In 1902, James E. Talmage, under the direction of the First Presidency, revised the Pearl of Great Price, removing some content that was duplicated in the Doctrine and Covenants, dividing it into chapters and verses, and adding footnote references. In 1921, Elder Talmage, now an Apostle, continued to make improvements, adding an index and putting the text in the double-column format. After the 1920 and 1921 editions of the Book of Mormon, Doctrine and Covenants, and Pearl of Great Price were published, they were more frequently printed together in one volume, often referred to as the “triple combination.”
In 1979 and 1981, following a historic effort led by Elders Thomas S. Monson, Boyd K. Packer, and Bruce R. McConkie of the Quorum of the Twelve Apostles, The Church of Jesus Christ of Latter-day Saints published its own edition of the King James Version of the Bible. Elder Boyd K. Packer said of the Church’s new edition: “Publication of the King James Version of the Bible and the new triple combination, with all their helps, are of monumental importance to all members of the Church. Everything that could be done has been done to help open the scriptures to members so that they might know the gospel of Jesus Christ” (in Bruce T. Harper, “The Church Publishes a New Triple Combination,” Ensign, Oct. 1981, 19).
In 1981, part two of the Church’s historic English scriptures project came to fruition with new editions of the Book of Mormon, Doctrine and Covenants, and Pearl of Great Price. Some textual corrections were made to the Book of Mormon based on close comparisons with early manuscripts. In addition, the phrase “Another Testament of Jesus Christ” was added to the title the following year. Two revelations and Official Declaration 2 were also added to the Doctrine and Covenants. As part of this effort, all four standard works received new or expanded chapter summaries, expanded footnotes cross-referencing all the Church’s standard works, and additional study aids at the end of the scripture text: a Bible dictionary; a topical guide; an index integrating the Book of Mormon, Doctrine and Covenants, and Pearl of Great Price; maps and gazetteers; and select passages from Joseph Smith’s translation of the Bible.

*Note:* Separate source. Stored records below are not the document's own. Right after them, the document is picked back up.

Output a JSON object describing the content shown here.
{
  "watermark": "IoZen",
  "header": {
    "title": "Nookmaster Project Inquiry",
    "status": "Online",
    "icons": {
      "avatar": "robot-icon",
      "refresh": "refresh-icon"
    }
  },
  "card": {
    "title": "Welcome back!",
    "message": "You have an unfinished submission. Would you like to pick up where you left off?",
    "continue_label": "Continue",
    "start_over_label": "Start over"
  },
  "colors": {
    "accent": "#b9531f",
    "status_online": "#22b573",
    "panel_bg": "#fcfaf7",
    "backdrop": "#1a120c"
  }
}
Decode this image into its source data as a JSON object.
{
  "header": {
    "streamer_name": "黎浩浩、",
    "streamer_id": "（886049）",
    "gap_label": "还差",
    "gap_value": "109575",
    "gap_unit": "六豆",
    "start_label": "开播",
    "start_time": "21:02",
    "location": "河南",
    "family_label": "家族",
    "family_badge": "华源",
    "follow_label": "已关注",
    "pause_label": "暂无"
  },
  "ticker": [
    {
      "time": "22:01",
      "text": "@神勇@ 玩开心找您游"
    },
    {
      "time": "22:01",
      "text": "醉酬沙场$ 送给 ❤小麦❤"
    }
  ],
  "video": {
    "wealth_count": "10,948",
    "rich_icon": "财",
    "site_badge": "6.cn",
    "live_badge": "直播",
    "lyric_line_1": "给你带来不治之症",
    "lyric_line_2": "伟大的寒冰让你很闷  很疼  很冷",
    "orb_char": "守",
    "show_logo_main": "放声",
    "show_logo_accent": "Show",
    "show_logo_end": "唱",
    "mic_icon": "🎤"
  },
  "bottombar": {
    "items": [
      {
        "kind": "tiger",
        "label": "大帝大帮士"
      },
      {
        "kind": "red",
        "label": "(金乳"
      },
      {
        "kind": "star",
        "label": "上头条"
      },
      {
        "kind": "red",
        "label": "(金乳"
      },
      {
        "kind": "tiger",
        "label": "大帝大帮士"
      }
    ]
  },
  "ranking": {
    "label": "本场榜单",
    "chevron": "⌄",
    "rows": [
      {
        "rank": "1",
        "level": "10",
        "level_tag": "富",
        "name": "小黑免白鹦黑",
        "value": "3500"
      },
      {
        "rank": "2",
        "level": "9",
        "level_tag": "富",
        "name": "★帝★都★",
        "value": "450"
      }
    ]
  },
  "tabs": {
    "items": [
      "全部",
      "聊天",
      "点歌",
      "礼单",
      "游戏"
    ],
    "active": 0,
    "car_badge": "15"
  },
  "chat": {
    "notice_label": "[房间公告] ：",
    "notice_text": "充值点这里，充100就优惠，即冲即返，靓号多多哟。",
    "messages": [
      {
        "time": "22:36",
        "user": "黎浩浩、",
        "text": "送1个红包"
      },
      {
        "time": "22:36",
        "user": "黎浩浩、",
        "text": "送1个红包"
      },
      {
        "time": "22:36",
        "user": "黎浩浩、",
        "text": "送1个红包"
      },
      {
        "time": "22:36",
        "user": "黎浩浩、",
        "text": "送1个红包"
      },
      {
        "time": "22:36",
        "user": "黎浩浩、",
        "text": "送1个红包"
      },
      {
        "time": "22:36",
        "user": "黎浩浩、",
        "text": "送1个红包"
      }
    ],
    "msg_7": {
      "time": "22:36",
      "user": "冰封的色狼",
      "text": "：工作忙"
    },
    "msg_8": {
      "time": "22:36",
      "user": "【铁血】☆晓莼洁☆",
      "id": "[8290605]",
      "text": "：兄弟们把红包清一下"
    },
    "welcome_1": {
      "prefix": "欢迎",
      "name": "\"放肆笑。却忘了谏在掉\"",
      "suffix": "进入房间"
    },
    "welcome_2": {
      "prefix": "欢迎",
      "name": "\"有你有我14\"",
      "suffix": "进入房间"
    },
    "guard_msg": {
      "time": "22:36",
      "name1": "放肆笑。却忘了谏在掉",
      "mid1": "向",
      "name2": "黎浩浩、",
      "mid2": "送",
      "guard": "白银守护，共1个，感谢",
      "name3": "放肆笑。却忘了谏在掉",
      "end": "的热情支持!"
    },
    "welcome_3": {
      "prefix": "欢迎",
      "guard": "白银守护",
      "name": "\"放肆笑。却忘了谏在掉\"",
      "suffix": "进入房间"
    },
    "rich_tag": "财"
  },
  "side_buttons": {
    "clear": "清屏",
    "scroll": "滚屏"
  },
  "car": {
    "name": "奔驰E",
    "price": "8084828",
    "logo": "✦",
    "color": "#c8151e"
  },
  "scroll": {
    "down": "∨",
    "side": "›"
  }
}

In 2004, under the direction of the First Presidency and Quorum of the Twelve, the Church’s Scriptures Committee began working on a new edition of the scriptures. Compared to most new editions, the revisions in the 2013 edition are minor. In the text of the scriptures, spelling and punctuation errors were corrected, and some word spellings were updated to more current standards. Study aids were also updated: errors and dated information in cross-references were removed, and contextual adjustments in the section headings of the Doctrine and Covenants were made. In addition, all the standard works were typeset again for this edition.